Charles Macias, MD, MPH, is the Division Chief for Pediatric Emergency Medicine and Chief Quality Officer/Vice Chair of Quality for the University Hospitals Rainbow Babies & Children’s system of care. He is an associate professor of pediatrics at Case Western Reserve University.

His interest in education has included leadership roles as the American Academy of Pediatrics’ Pediatric Emergency Medicine Fellowship Director’s Committee Chairman, a former Pediatric Emergency Medicine Fellowship Director at Baylor College of Medicine/Texas Children’s Hospital, and liaison to the Residency Review Committee for pediatric emergency medicine.

Dr.
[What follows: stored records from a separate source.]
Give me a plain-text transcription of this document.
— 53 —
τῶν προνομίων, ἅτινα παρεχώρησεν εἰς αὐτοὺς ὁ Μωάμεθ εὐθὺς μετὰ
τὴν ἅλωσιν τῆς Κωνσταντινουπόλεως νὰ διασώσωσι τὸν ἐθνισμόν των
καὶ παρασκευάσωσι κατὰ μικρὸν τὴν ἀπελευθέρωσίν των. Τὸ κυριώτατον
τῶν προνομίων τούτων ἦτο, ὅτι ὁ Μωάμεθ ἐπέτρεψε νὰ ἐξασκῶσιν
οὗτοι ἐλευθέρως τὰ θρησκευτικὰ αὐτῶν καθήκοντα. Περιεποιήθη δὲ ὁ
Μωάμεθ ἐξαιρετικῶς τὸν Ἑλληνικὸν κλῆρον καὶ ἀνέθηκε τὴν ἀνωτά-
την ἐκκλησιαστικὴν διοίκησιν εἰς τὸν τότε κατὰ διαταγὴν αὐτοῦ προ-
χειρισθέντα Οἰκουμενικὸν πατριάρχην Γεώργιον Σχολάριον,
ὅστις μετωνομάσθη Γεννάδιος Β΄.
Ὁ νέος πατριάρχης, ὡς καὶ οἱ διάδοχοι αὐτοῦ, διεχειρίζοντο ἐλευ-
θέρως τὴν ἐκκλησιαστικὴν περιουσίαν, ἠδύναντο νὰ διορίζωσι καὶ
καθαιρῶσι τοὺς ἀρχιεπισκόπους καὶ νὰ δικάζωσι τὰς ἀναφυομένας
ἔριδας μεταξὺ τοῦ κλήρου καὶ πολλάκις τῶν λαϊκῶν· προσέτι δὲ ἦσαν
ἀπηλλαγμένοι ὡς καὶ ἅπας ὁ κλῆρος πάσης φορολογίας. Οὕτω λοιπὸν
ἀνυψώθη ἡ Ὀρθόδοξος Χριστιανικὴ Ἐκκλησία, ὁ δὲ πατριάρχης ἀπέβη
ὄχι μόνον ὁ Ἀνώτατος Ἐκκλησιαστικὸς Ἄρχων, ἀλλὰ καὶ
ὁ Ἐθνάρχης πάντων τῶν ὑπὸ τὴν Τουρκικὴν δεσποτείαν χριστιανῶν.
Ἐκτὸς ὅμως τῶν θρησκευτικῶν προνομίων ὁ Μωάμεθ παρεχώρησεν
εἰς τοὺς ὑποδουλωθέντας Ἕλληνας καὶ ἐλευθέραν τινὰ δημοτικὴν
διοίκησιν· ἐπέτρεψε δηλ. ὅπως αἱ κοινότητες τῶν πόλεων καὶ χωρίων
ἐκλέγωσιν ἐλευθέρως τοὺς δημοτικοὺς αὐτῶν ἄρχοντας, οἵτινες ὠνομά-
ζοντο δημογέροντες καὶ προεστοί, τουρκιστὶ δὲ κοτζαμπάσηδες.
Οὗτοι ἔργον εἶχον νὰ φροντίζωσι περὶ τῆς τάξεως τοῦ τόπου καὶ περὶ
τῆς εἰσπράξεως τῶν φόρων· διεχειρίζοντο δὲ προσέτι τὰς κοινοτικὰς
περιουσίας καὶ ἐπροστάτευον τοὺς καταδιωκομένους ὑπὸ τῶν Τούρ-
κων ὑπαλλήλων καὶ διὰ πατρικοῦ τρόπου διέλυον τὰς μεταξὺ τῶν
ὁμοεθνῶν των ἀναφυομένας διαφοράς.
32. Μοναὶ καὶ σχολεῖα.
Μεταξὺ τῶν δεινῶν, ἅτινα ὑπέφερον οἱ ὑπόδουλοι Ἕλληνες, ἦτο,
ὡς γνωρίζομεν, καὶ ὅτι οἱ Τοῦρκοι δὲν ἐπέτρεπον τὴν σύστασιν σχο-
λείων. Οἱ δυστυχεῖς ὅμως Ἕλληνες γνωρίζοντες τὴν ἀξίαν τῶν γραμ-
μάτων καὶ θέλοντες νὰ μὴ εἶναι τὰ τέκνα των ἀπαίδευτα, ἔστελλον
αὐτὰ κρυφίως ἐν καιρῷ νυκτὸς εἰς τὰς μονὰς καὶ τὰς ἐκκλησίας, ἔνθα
Macias has published over 100 journal articles and several textbook chapters. He is also a co-editor of the textbook, Pediatric Emergency Medicine. His research endeavors have included close to $20 million dollars in federal research/program funding and several national research leadership positions. This includes former roles as chair of the Pediatric Emergency Medicine Collaborative Research Committee, founding and steering committee member of the Pediatric Emergency Research Network (global PEM research network) and HEDA PI for the Pediatric Emergency Care Research Network.

He is the co-director of one of the two national Pediatric Disaster Centers of Excellence (one based in Cleveland) funded by the Assistant Secretary for Preparedness and Response. Dr. Macias has served as the Hospital Incident Command System commander for UH Rainbow Babies & Children’s Hospital and UH MacDonald Women’s Hospital during the COVID pandemic.

His focus on quality improvement and safety is evidenced in his national leadership roles. He is a co-chair of the Improving Pediatric Sepsis Outcomes quality improvement collaborative of the Children’s Hospital Association – a collaborative of over 54 institutions that has decreased mortality from pediatric sepsis nationally. He is the former chair and founding member of the Pediatric Septic Shock Collaborative of the AAP. He also serves as the executive director of the national Emergency Medical Services for Children Innovation and Improvement Center, utilizing improvement science to drive better outcomes across the emergency services continuum of care. The center was recently funded by a $10 million dollar federal grant to be led jointly out of offices here at Rainbow and at Dell Children’s in Austin, Texas.

He is past chair of the AAP’s Section on Emergency Medicine and most recently, he was elected to the newly created subspecialty seat on the Board of Directors of the American Academy of Pediatrics, the largest pediatric professional society with over 70,000 members.